En effet, la Constitution du 25 février 1992 en son article 62 alinéa 3 dispose que : « la détention ou la poursuite d’un membre de l’Assemblée nationale est suspendue si l’Assemblée nationale le requiert ».
C’est le jour même de l’adoption de cette résolution par l’Assemblée nationale que le député, jusque-là prévenu pour outrage à magistrat, fait qualifier plus tard de « flagrant délit », était présenté à un juge d’instruction pour une première comparution devant le TPI de la Commune VI. La suite on la connait : l’honorable Bourama Tidiane s’est vu refusé sa demande de liberté provisoire avant d’être placé sous mandat de dépôt en attendant l’audience au fond, prévu pour ce mercredi 3 décembre.
Une situation perçue à l’Assemblée nationale comme une défiance du Pouvoir judicaire quand bien même que la Loi fondamentale a tracé des frontières étanches entre les deux Pouvoirs (Législatif et Judiciaire). Face à cette situation, les députés de la cinquième législature ont décidé d’observer un arrêt de travail illimité, dès lors que le Judiciaire refuse d’élargir sa grille de lecture de la Constitution. Cette affaire qui défraie la chronique depuis une semaine, fait l’objet aujourd’hui d’un bras de fer entre les deux Pouvoirs : tous deux considérés comme les enfants gâtés de la République.

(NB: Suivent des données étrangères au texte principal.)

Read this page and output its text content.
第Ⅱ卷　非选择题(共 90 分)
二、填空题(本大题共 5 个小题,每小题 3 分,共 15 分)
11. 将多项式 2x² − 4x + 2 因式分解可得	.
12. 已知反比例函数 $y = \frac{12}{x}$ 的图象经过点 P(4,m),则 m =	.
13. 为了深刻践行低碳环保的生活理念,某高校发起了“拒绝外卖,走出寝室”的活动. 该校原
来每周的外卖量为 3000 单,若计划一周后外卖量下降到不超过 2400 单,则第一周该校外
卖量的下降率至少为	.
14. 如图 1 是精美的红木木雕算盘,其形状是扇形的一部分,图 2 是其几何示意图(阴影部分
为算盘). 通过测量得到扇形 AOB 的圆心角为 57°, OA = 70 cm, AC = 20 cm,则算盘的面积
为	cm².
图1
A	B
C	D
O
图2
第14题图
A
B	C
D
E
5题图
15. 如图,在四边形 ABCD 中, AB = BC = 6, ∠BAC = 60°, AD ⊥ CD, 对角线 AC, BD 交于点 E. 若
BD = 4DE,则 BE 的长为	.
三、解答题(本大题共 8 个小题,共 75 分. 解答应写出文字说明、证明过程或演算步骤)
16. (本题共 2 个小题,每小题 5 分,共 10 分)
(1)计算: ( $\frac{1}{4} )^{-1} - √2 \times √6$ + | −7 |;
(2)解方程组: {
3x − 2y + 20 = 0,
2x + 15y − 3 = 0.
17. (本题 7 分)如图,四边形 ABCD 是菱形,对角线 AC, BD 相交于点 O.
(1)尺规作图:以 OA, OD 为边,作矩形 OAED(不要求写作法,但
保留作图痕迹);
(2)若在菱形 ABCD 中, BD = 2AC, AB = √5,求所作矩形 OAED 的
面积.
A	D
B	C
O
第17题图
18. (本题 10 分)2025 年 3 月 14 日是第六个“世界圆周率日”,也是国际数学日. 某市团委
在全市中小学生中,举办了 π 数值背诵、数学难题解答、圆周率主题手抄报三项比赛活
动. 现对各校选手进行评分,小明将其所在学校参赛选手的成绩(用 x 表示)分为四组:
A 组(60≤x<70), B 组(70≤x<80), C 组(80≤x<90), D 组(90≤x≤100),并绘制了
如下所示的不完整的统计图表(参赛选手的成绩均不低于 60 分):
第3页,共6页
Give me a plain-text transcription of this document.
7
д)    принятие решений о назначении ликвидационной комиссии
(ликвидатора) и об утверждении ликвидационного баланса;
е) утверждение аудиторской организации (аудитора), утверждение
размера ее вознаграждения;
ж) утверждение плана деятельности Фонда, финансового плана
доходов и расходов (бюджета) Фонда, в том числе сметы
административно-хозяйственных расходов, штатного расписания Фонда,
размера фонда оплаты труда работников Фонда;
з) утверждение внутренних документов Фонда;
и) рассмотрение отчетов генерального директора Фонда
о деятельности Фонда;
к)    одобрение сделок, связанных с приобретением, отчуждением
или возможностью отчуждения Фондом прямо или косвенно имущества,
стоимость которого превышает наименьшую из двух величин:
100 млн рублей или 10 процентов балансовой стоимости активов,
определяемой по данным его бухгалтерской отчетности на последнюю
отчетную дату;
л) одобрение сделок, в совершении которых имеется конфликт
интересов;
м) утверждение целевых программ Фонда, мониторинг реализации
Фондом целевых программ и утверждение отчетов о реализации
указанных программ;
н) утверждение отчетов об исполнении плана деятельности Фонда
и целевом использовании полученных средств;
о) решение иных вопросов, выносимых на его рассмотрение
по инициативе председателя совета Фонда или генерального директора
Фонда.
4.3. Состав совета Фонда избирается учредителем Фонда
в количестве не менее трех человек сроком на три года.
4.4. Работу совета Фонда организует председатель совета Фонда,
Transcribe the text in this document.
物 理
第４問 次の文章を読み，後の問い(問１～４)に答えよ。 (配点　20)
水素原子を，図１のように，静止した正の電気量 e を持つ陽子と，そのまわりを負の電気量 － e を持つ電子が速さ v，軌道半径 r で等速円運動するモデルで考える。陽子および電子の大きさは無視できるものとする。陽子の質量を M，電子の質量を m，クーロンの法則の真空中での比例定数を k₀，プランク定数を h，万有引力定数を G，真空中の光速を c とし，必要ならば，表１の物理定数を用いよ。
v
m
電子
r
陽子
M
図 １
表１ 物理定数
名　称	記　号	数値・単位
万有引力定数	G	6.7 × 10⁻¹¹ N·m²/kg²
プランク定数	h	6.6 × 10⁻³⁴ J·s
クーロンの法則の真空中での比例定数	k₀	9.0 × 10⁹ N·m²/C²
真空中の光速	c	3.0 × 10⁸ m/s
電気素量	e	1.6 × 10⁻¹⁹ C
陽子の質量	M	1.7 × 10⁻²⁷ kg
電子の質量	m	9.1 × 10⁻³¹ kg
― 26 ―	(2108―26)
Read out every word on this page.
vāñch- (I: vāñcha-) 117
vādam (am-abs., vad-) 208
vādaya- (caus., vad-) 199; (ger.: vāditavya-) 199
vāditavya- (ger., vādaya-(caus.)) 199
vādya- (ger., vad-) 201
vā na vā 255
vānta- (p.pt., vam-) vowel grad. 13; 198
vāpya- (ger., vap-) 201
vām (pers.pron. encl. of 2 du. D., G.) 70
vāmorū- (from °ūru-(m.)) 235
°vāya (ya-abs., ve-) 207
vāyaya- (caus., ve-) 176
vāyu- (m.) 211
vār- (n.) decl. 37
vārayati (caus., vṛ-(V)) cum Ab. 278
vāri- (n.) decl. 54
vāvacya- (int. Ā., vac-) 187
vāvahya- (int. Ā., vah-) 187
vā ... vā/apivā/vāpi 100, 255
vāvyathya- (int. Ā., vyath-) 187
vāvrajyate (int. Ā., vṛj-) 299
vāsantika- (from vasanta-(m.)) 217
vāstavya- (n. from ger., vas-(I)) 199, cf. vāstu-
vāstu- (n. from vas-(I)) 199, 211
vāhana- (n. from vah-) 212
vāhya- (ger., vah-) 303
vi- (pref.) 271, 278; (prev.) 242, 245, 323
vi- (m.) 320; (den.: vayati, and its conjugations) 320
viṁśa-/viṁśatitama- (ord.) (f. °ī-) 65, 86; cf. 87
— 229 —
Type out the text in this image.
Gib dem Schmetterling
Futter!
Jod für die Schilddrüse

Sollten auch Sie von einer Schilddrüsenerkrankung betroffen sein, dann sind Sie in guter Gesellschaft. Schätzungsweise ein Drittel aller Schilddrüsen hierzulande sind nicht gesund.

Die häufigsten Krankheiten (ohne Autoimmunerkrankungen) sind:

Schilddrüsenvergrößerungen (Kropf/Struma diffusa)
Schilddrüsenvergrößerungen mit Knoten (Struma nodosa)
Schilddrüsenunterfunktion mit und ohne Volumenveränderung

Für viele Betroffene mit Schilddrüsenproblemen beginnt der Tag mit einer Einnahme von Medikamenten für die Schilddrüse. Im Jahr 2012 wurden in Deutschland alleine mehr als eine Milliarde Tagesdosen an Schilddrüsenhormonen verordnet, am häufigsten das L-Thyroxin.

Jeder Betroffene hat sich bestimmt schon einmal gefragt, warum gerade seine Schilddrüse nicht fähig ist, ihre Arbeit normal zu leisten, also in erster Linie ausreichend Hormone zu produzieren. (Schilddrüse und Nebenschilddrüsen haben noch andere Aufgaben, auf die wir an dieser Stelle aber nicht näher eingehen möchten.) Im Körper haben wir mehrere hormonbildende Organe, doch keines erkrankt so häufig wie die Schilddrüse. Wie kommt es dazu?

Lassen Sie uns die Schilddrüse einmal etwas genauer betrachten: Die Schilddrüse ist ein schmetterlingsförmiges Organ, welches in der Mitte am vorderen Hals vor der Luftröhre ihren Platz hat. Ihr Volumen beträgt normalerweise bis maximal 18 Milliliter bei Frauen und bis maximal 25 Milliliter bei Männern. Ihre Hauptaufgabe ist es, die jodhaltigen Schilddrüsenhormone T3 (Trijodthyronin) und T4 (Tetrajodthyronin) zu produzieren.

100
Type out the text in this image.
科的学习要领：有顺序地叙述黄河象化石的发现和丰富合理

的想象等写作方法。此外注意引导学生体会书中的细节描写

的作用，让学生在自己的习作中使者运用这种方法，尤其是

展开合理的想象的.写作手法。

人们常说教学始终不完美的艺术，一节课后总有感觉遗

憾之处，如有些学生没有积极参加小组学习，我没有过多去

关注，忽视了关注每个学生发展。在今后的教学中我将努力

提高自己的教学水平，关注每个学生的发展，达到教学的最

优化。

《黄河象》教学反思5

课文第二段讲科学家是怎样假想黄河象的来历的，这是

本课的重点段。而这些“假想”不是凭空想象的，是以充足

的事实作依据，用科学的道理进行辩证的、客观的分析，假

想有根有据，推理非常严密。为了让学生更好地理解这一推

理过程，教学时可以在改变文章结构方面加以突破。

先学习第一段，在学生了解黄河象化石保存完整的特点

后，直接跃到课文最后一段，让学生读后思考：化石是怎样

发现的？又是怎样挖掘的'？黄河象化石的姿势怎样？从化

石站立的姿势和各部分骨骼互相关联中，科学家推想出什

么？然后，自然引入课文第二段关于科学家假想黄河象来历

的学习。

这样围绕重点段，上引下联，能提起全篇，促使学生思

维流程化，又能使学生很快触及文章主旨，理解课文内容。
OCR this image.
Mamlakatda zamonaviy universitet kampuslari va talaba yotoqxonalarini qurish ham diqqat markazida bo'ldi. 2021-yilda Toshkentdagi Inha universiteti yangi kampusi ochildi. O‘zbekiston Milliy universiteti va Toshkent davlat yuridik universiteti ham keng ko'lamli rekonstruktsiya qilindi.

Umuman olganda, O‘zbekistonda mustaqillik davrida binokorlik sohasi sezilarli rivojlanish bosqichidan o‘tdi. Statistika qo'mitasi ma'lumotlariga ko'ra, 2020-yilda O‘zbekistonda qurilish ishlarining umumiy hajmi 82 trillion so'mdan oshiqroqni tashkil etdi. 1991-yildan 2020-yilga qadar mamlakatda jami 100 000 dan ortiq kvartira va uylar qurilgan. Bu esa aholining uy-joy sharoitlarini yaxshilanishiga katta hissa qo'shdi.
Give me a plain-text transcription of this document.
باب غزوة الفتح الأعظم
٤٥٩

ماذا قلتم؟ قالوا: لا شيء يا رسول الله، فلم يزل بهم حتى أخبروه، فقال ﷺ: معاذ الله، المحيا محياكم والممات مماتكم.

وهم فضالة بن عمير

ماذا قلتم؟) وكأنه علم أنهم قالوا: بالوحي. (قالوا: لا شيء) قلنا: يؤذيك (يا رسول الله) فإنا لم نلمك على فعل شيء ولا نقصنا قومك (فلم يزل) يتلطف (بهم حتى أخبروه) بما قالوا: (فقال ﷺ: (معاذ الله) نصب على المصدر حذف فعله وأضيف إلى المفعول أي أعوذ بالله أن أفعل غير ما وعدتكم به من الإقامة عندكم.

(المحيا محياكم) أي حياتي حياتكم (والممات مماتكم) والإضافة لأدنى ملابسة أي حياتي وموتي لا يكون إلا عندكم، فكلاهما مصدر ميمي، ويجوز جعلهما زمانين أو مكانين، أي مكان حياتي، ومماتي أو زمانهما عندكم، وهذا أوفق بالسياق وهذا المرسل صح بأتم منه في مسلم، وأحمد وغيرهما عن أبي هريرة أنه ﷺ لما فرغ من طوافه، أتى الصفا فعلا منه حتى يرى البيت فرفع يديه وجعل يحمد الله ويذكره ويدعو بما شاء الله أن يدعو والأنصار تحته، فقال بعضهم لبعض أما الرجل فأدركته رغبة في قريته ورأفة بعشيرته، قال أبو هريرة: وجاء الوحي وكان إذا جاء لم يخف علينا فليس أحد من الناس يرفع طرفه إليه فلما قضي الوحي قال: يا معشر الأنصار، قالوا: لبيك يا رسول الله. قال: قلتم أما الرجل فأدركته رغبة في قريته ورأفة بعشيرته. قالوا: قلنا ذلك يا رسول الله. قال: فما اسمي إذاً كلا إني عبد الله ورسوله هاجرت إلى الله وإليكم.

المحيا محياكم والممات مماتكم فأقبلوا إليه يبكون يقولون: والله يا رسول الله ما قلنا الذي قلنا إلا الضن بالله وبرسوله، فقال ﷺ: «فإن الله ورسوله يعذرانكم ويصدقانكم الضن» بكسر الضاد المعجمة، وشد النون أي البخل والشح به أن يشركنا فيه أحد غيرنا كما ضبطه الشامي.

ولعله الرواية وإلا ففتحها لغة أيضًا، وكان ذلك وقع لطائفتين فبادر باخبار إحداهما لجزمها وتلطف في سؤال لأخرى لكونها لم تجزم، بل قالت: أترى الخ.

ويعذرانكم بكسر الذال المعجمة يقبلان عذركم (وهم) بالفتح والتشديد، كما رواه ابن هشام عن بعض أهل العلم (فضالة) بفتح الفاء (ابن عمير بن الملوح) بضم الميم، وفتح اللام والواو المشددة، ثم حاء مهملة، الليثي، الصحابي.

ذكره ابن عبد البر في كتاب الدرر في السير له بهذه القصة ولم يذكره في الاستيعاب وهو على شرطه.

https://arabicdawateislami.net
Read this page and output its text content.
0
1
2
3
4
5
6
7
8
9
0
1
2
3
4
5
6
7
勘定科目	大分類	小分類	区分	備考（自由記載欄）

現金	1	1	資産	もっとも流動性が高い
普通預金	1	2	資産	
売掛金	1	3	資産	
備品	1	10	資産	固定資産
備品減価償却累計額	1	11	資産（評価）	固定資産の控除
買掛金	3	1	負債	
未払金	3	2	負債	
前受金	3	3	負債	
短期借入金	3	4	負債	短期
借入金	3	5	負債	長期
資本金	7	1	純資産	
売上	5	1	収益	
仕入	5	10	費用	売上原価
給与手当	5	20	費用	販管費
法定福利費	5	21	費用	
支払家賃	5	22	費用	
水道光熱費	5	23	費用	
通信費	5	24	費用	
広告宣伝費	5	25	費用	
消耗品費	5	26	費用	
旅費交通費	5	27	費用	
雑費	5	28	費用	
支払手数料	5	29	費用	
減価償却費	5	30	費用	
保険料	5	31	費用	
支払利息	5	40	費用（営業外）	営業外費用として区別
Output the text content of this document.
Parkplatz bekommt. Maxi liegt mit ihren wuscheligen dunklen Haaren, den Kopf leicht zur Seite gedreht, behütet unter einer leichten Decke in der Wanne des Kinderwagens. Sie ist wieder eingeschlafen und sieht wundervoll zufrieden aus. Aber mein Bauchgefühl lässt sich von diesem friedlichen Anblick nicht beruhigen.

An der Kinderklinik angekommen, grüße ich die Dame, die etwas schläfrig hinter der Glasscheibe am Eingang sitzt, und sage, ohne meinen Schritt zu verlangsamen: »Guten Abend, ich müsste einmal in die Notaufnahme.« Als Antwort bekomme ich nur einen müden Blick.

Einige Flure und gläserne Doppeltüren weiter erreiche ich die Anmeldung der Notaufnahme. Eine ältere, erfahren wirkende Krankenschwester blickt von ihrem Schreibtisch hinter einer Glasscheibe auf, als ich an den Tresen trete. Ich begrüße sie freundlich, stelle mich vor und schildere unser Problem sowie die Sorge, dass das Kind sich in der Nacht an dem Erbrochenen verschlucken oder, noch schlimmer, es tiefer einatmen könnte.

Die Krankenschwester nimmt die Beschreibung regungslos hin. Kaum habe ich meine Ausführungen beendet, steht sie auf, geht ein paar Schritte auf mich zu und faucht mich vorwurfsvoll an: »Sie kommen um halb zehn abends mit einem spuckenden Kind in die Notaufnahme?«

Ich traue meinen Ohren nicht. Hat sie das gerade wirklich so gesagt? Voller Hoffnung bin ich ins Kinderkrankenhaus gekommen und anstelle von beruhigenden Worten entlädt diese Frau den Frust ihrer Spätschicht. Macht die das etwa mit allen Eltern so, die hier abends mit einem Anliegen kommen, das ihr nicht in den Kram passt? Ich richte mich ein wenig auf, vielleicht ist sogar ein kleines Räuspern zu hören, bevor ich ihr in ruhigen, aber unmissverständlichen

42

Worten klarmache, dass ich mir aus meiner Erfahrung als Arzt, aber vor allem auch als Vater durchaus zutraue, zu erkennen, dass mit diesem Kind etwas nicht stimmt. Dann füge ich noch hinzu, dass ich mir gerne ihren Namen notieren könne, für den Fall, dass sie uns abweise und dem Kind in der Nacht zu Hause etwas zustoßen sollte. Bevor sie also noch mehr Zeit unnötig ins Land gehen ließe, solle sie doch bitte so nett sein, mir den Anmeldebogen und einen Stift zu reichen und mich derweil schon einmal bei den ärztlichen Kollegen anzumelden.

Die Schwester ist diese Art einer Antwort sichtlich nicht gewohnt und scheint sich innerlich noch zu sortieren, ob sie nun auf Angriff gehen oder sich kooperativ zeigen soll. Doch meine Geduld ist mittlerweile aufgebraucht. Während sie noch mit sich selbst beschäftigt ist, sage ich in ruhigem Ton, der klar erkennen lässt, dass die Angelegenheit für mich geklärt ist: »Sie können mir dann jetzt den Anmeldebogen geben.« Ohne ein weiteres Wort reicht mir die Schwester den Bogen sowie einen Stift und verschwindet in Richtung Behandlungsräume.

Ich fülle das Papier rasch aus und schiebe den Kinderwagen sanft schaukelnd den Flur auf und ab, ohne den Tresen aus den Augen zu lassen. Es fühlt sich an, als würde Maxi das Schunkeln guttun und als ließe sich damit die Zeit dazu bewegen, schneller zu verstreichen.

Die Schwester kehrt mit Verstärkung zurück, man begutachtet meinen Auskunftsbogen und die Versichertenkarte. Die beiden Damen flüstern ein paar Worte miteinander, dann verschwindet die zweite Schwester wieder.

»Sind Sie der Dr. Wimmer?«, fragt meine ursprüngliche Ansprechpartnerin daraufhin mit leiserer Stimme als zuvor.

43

Les magistrats regroupés au sein du Syndicat Autonome de la Magistrature et le Syndicat Libre de la Magistrature ont même publié un communiqué conjoint à travers lequel, ils expriment leur soutien à leur collègue Amadou Bocar Touré dit Diadié, juge de paix de Ouéléssébopugou. Sans compter l’Association des Jeunes Magistrats, qui en plus d’avoir exprimé son soutien au juge de Ouéléssebougou, a décidé de se constituer en partie civile aux cotés de ce dernier « pour une magistrature indépendante et responsable ».
Ces deux syndicats ont estimé que l’Assemblé nationale, dans un communiqué lu à la télévision nationale a employé des termes qui ne « vont pas dans le sens d’une gestion apaisée de la procédure de flagrant délit initié suite aux actes reprochés à l’honorable Bourama Tidiane Traoré. ». Avant d’«appeler les deux parties à la retenue dans la gestion de cette affaire d’une grande sensibilité qui au-delà de l’aspect pénal, touche au regard des faits d’immixtion d’un parlementaire dans les affaires judicaires qu’elle comporte, à l’équilibre républicain découlant du grand principe de séparation des Pouvoirs institué par notre constitution ».
C’est dire que la salle d’audience du TPI de la Commune VI se révélerait petite à contenir la marée des élus de Bagadadji et les supporters de l’honorable Bourama Tadjane Traoré demain.